Domestic team information
- 1971/72: Bermuda

Career statistics
| Competition | First-class |
| Matches | 1 |
| Runs scored | 13 |
| Batting average | 6.50 |
| 100s/50s | 0/0 |
| Top score | 10 |
| Catches/stumpings | 1/– |
- Source: CricketArchive, 13 October 2011

= Sheridan Raynor =

Bermudian cricketer (1934–2011)

Sheridan Raynor (7 July 1934 - 10 December 2011) was a Bermudian cricketer. He was a left-handed batsman and a left-arm spin bowler. Although he only played one first-class match for Bermuda, against New Zealand in 1972, his abilities were such that Gary Sobers wanted Raynor to play for the West Indies team. Raynor, however, was ineligible as Bermuda was not part of the West Indies association. It was the maiden first-class match to be played by the Bermuda cricket team. Outside of cricket, Raynor worked as a taxi driver and spray mechanic.

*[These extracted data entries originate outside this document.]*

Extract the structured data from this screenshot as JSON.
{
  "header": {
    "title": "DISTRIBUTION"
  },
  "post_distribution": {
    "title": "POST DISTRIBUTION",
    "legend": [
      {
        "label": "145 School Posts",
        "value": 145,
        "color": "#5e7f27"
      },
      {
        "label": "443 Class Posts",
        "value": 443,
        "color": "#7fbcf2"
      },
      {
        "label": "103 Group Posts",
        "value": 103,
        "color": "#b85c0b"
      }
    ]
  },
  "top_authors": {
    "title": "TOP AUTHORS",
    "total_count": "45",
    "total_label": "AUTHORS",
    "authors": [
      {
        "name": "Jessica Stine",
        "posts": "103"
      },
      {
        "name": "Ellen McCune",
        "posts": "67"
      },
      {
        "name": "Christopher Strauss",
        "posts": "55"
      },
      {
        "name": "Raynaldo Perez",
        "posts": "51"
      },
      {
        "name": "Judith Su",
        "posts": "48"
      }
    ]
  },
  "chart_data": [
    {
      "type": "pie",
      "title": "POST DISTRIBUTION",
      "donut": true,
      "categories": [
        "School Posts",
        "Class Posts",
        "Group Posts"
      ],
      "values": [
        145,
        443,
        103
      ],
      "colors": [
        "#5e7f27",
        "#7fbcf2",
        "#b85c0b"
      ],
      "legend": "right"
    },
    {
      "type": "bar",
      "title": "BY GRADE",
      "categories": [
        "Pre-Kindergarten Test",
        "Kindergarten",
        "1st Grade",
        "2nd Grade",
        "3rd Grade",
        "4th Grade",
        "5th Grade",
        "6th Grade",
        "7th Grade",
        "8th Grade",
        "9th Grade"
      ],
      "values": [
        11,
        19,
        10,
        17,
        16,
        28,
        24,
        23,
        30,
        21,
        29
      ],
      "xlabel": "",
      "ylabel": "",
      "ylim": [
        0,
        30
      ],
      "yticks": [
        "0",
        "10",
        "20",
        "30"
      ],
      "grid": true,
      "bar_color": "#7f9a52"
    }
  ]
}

Raynor died on 10 December 2011 as a result of complications from a stroke which he had suffered a year previously and from which he had never regained consciousness. Upon hearing the news of his death, the Bermudian parliament paused proceedings in tribute, and he was inducted into the Bermuda Sporting Hall of Fame.